A total of 100 teachers and students from 11 coastal and island schools are participating in this pilot CREST program. They have made a three-year commitment to the program (but not necessarily the same people) and have agreed to create a Web page that will explain and document their school’s CREST project. Bowdoin College and the University of Maine at Machias are partners in the grant. Students who participate will have the opportunity to attend career fairs and visit college campuses. Students and teachers from each school are committed to convene during the summer again during 2007 and 2008 to further hone their skills and take back what they learn to share with other members of their school community as they compile information on their chosen topic.

Participating teachers receive a stipend, and their schools are given a bundle of technical equipment and materials: four GPS units, 1 digital camcorder, a laptop computer with software for GIS, Web Share Ware, iMovie and other programs. They also receive a flash drive, tripod, fire wire cable, external microphones for the digital recorders, cassettes, extra batteries, carrying cases, textbooks, “Web Design for Teens,” a GIS text and material from the National Folk Life Center on how to conduct, record, photograph and document personal interviews.

The Island Institute’s Technical Education Specialist, Hope Rowan, will serve as tech support person for all the schools.
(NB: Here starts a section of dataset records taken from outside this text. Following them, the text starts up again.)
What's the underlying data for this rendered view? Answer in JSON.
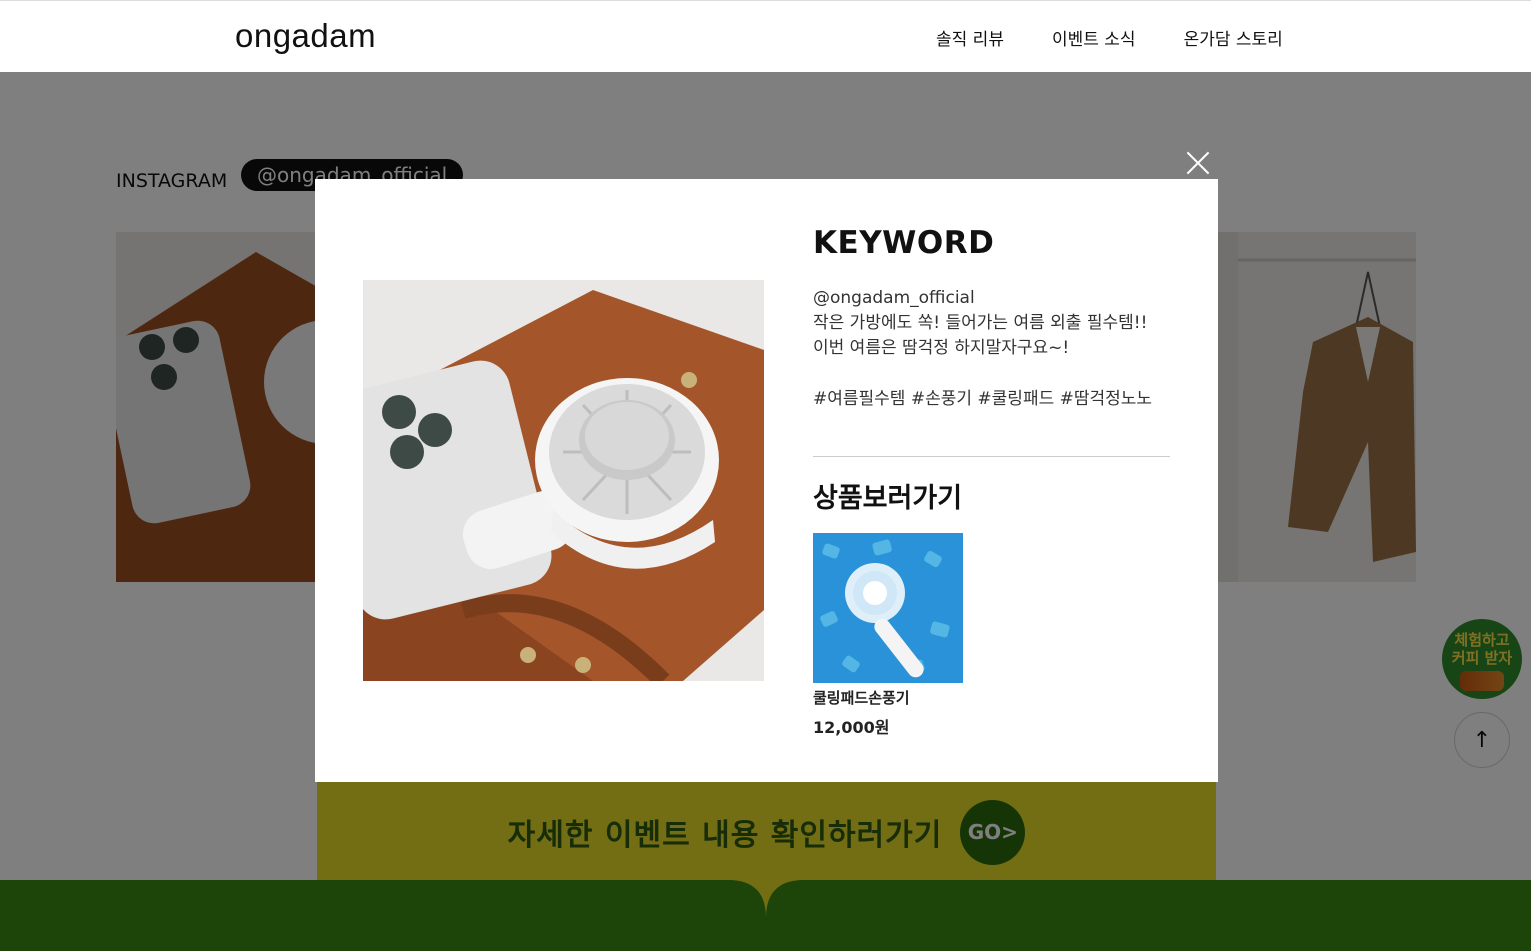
{
  "header": {
    "logo": "ongadam",
    "nav": [
      "솔직 리뷰",
      "이벤트 소식",
      "온가담 스토리"
    ]
  },
  "background": {
    "instagram_label": "INSTAGRAM",
    "instagram_handle": "@ongadam_official",
    "event_banner_text": "자세한 이벤트 내용 확인하러가기",
    "event_go": "GO>",
    "side_badge_line1": "체험하고",
    "side_badge_line2": "커피 받자",
    "top_button": "↑"
  },
  "modal": {
    "title": "KEYWORD",
    "post_lines": [
      "@ongadam_official",
      "작은 가방에도 쏙! 들어가는 여름 외출 필수템!!",
      "이번 여름은 땀걱정 하지말자구요~!"
    ],
    "hashtags": "#여름필수템 #손풍기 #쿨링패드 #땀걱정노노",
    "shop_title": "상품보러가기",
    "product": {
      "name": "쿨링패드손풍기",
      "price": "12,000원"
    }
  },
  "colors": {
    "overlay": "rgba(0,0,0,0.5)",
    "event_banner": "#e7da26",
    "event_text": "#2f5a10",
    "footer_band": "#3a8a14"
  }
}
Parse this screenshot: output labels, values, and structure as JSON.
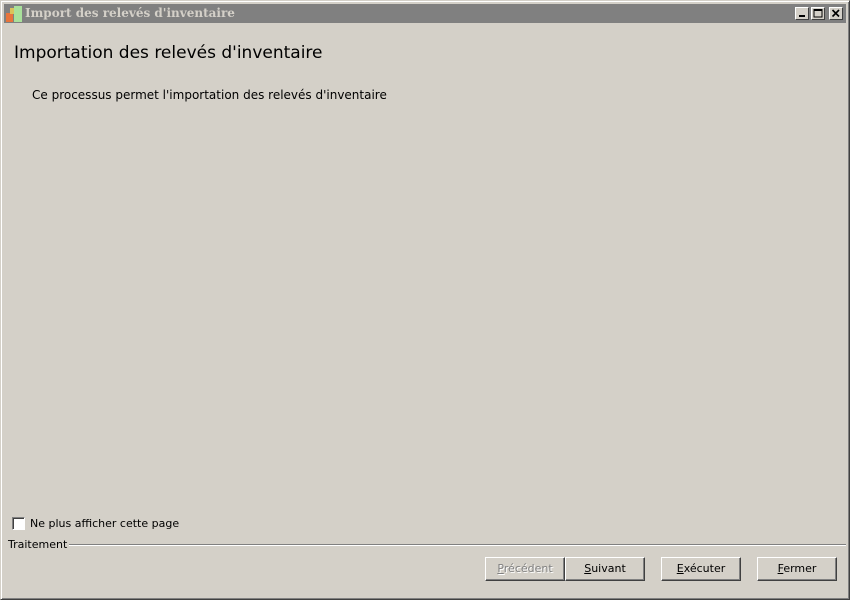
{
  "window": {
    "title": "Import des relevés d'inventaire",
    "controls": {
      "minimize_icon": "minimize-icon",
      "maximize_icon": "maximize-icon",
      "close_icon": "close-icon"
    }
  },
  "main": {
    "title": "Importation des relevés d'inventaire",
    "description": "Ce processus permet l'importation des relevés d'inventaire"
  },
  "options": {
    "dont_show_label": "Ne plus afficher cette page",
    "dont_show_checked": false
  },
  "group": {
    "label": "Traitement"
  },
  "buttons": {
    "previous": {
      "mnemonic": "P",
      "rest": "récédent",
      "enabled": false
    },
    "next": {
      "mnemonic": "S",
      "rest": "uivant",
      "enabled": true
    },
    "execute": {
      "mnemonic": "E",
      "rest": "xécuter",
      "enabled": true
    },
    "close": {
      "mnemonic": "F",
      "rest": "ermer",
      "enabled": true
    }
  },
  "colors": {
    "face": "#d4d0c8",
    "titlebar_inactive": "#808080",
    "disabled_text": "#808080"
  }
}
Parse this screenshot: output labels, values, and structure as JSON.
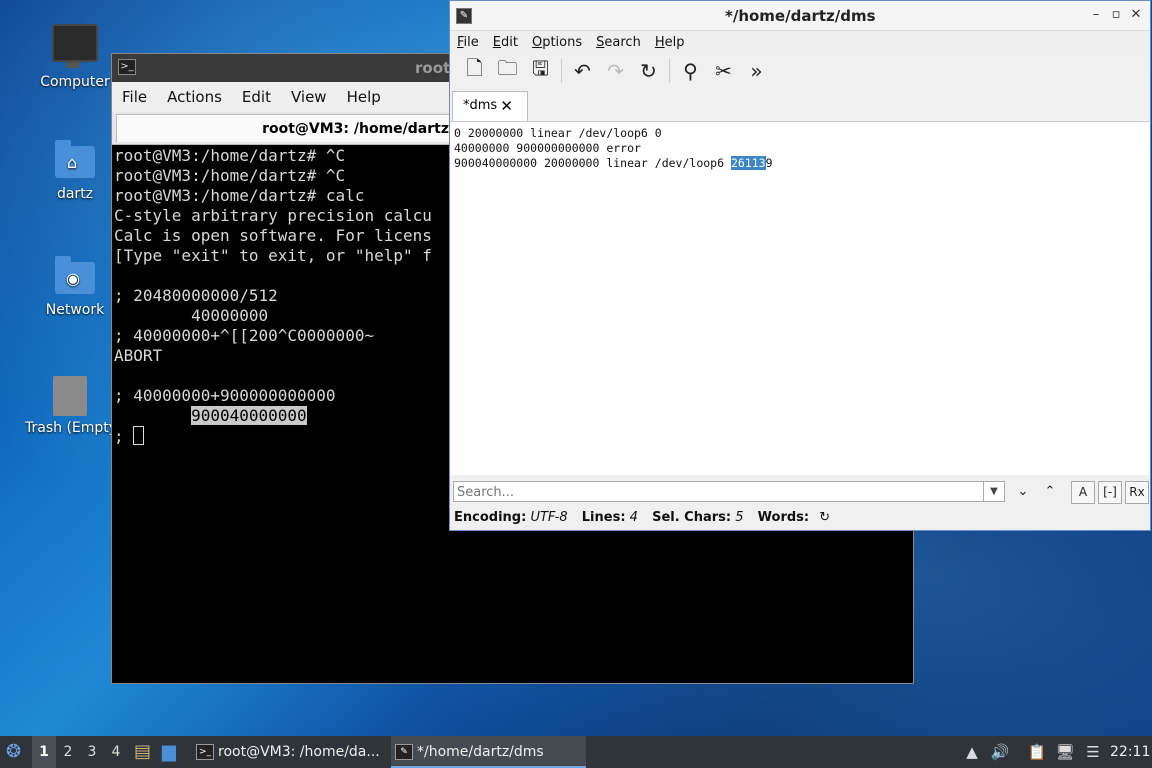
{
  "desktop": {
    "icons": [
      {
        "label": "Computer"
      },
      {
        "label": "dartz"
      },
      {
        "label": "Network"
      },
      {
        "label": "Trash (Empty)"
      }
    ]
  },
  "terminal": {
    "title": "root",
    "menu": [
      "File",
      "Actions",
      "Edit",
      "View",
      "Help"
    ],
    "tab_title": "root@VM3: /home/dartz",
    "lines": [
      "root@VM3:/home/dartz# ^C",
      "root@VM3:/home/dartz# ^C",
      "root@VM3:/home/dartz# calc",
      "C-style arbitrary precision calcu",
      "Calc is open software. For licens",
      "[Type \"exit\" to exit, or \"help\" f",
      "",
      "; 20480000000/512",
      "        40000000",
      "; 40000000+^[[200^C0000000~",
      "ABORT",
      "",
      "; 40000000+900000000000"
    ],
    "result_indent": "        ",
    "result": "900040000000",
    "prompt": "; "
  },
  "editor": {
    "title": "*/home/dartz/dms",
    "window_buttons": [
      "–",
      "▫",
      "✕"
    ],
    "menu": [
      "File",
      "Edit",
      "Options",
      "Search",
      "Help"
    ],
    "toolbar": [
      "new-document",
      "open",
      "save",
      "undo",
      "redo",
      "reload",
      "find",
      "find-replace",
      "more"
    ],
    "tab_label": "*dms",
    "text_lines": [
      "0 20000000 linear /dev/loop6 0",
      "40000000 900000000000 error"
    ],
    "line3_prefix": "900040000000 20000000 linear /dev/loop6 ",
    "line3_selected": "26113",
    "line3_suffix": "9",
    "search_placeholder": "Search...",
    "search_buttons": [
      "A",
      "[-]",
      "Rx"
    ],
    "status": {
      "encoding_label": "Encoding:",
      "encoding_value": "UTF-8",
      "lines_label": "Lines:",
      "lines_value": "4",
      "sel_label": "Sel. Chars:",
      "sel_value": "5",
      "words_label": "Words:"
    }
  },
  "taskbar": {
    "workspaces": [
      "1",
      "2",
      "3",
      "4"
    ],
    "tasks": [
      {
        "label": "root@VM3: /home/da..."
      },
      {
        "label": "*/home/dartz/dms"
      }
    ],
    "clock": "22:11"
  }
}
Three teacher advisors have also been appointed: Torri Robbins of Deer Island-Stonington Elementary School as ethnographic specialist, Vicki Conover of Islesboro Central School for GIS and Louis Carrier from North Haven Community School as Web advisor.

“We hope the participants will use all the material, the equipment and their training in the summer institute to address a priority in their community,” Snyder says. He adds that the people who designed CREST believe it can serve two larger purposes: it can provide a way to build a larger community along the coast of Maine, where residents will see each other as a resource and stay in touch by e-mail or telephone, and it can help Maine coastal and island communities remain vibrant by making available training in up-to-date technological skills.